Premesso che ognuno coi soldi propri fa come vuole, fosse capitato a me, con carte alla mano che dimostravano che i km non erano autentici, fosse stata anche l'auto più buona del mondo, l'unica soluzione bonaria che avrei concepito era "mi cerco un'altra auto, nel frattempo uso questa, quando l'ho trovata te la riporto e tu mi rendi il prezzo pagato compreso di volture e di bollo qualora lo avessi pagato", e questo non per altro, ma se c'è una cosa del genere, vai a sapere che altre magagne possono esserci.
Riguardo ai km scalati, va poi detto che c'è chi lo fa di vizio, magari tanti sanno persino che il concessionario X lo fa, ma poi ci comprano lo stesso....evidentemente dev'essere il brivido che conduce la scelta...e checché se ne pensi, ha senso scalare anche 10/20.000 km quando un'auto è giovane, per riportarla sotto i 100.000 km, perché come ha già detto qualcun altro, i 100.000 sono una soglia psicologica...se l'auto ha 100.000 km, magari la si compra uguale, ma si battaglia sull'ultimo centesimo e cerchiamo persino le pulci, se ne ha 97.000, siamo più portati a chiudere un'occhio; chi vende, queste cose le sa, e magari ci prova, anche perché se poi se la cava "a buon mercato" come nel caso raccontato nel topic, forse ha pure ragione lui a farlo, nel senso che se alla gente piace farsi fregare, bastoniamoli pure.

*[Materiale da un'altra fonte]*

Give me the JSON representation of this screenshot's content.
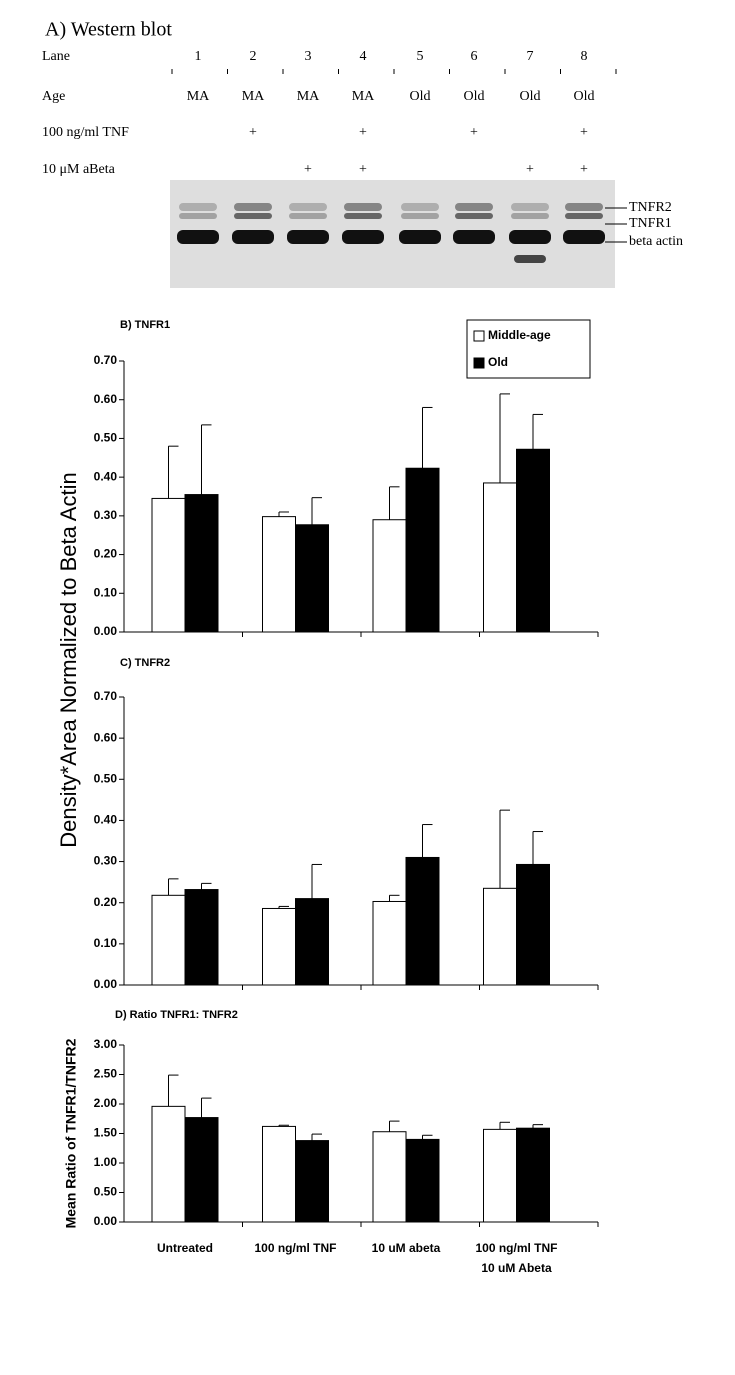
{
  "western_blot": {
    "title": "A) Western blot",
    "rows": [
      {
        "label": "Lane",
        "cells": [
          "1",
          "2",
          "3",
          "4",
          "5",
          "6",
          "7",
          "8"
        ]
      },
      {
        "label": "Age",
        "cells": [
          "MA",
          "MA",
          "MA",
          "MA",
          "Old",
          "Old",
          "Old",
          "Old"
        ]
      },
      {
        "label": "100 ng/ml TNF",
        "cells": [
          null,
          "+",
          null,
          "+",
          null,
          "+",
          null,
          "+"
        ]
      },
      {
        "label": "10 μM aBeta",
        "cells": [
          null,
          null,
          "+",
          "+",
          null,
          null,
          "+",
          "+"
        ]
      }
    ],
    "band_labels": [
      "TNFR2",
      "TNFR1",
      "beta actin"
    ]
  },
  "shared_y_label": "Density*Area Normalized to Beta Actin",
  "chart_data": [
    {
      "type": "bar",
      "title": "B) TNFR1",
      "categories": [
        null,
        null,
        null,
        null
      ],
      "series": [
        {
          "name": "Middle-age",
          "color": "#ffffff",
          "values": [
            0.345,
            0.298,
            0.29,
            0.385
          ],
          "errors": [
            0.135,
            0.012,
            0.085,
            0.23
          ]
        },
        {
          "name": "Old",
          "color": "#000000",
          "values": [
            0.355,
            0.277,
            0.423,
            0.472
          ],
          "errors": [
            0.18,
            0.07,
            0.157,
            0.09
          ]
        }
      ],
      "ylim": [
        0,
        0.7
      ],
      "yticks": [
        {
          "value": 0,
          "label": "0.00"
        },
        {
          "value": 0.1,
          "label": "0.10"
        },
        {
          "value": 0.2,
          "label": "0.20"
        },
        {
          "value": 0.3,
          "label": "0.30"
        },
        {
          "value": 0.4,
          "label": "0.40"
        },
        {
          "value": 0.5,
          "label": "0.50"
        },
        {
          "value": 0.6,
          "label": "0.60"
        },
        {
          "value": 0.7,
          "label": "0.70"
        }
      ],
      "legend": "upper right"
    },
    {
      "type": "bar",
      "title": "C) TNFR2",
      "categories": [
        null,
        null,
        null,
        null
      ],
      "series": [
        {
          "color": "#ffffff",
          "values": [
            0.218,
            0.186,
            0.203,
            0.235
          ],
          "errors": [
            0.04,
            0.005,
            0.015,
            0.19
          ]
        },
        {
          "color": "#000000",
          "values": [
            0.232,
            0.21,
            0.31,
            0.293
          ],
          "errors": [
            0.015,
            0.083,
            0.08,
            0.08
          ]
        }
      ],
      "ylim": [
        0,
        0.7
      ],
      "yticks": [
        {
          "value": 0,
          "label": "0.00"
        },
        {
          "value": 0.1,
          "label": "0.10"
        },
        {
          "value": 0.2,
          "label": "0.20"
        },
        {
          "value": 0.3,
          "label": "0.30"
        },
        {
          "value": 0.4,
          "label": "0.40"
        },
        {
          "value": 0.5,
          "label": "0.50"
        },
        {
          "value": 0.6,
          "label": "0.60"
        },
        {
          "value": 0.7,
          "label": "0.70"
        }
      ]
    },
    {
      "type": "bar",
      "title": "D) Ratio TNFR1: TNFR2",
      "y_label": "Mean Ratio of TNFR1/TNFR2",
      "categories": [
        "Untreated",
        "100 ng/ml TNF",
        "10 uM abeta",
        "100 ng/ml TNF\n10 uM Abeta"
      ],
      "series": [
        {
          "color": "#ffffff",
          "values": [
            1.96,
            1.62,
            1.53,
            1.57
          ],
          "errors": [
            0.53,
            0.02,
            0.18,
            0.12
          ]
        },
        {
          "color": "#000000",
          "values": [
            1.77,
            1.38,
            1.4,
            1.59
          ],
          "errors": [
            0.33,
            0.11,
            0.07,
            0.06
          ]
        }
      ],
      "ylim": [
        0,
        3
      ],
      "yticks": [
        {
          "value": 0,
          "label": "0.00"
        },
        {
          "value": 0.5,
          "label": "0.50"
        },
        {
          "value": 1,
          "label": "1.00"
        },
        {
          "value": 1.5,
          "label": "1.50"
        },
        {
          "value": 2,
          "label": "2.00"
        },
        {
          "value": 2.5,
          "label": "2.50"
        },
        {
          "value": 3,
          "label": "3.00"
        }
      ]
    }
  ]
}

Una cosa però va detta, visto che non è emersa dalla discussione e che invece è un punto fondamentale della questione...il nostro amico "perdona" il venditore poiché riconosce, secondo quanto gli viene dimostrato (come, non ce lo spiega, ma poco ci interessa), che il venditore non abbia scalato i km in prima persona, ma sia stato a sua volta truffato. Ecco, non è proprio così che funziona: il soggetto professionale che vende un'auto, risponde delle caratteristiche dichiarate del bene che vende per legge. Se un'auto è messa in vendita a 100.000 km, quelli deve avere, e se non li ha, perché quelli reali sono 200.000, il venditore ne risponde, punto e basta. Al più, se dimostra di sconoscere la cosa, forse non avrà conseguenze penali, o le avrà molto attenuate, ma dal punto di vista civile è comunque responsabile, e ci fosse anche un solo chilometro in più, è motivo di risoluzione contrattuale. Poi, sarà vera questa storiella? Io ai tedeschi che scalano km ci credo poco, ma visto che, per la gioia di qualcuno, si scopre sempre più spesso che i tedeschi non sono così tedeschi, facciamo anche che sia vero...il venditore professionale DEVE ACCORGERSENE, e se non lo fa, paga di tasca propria.
Per cui, che dire...fossi io il venditore in questione, accenderei un cero in Chiesa e, una volta fattolo, mi inginocchierei ringraziando Dio e pregando di aver sempre clienti del genere.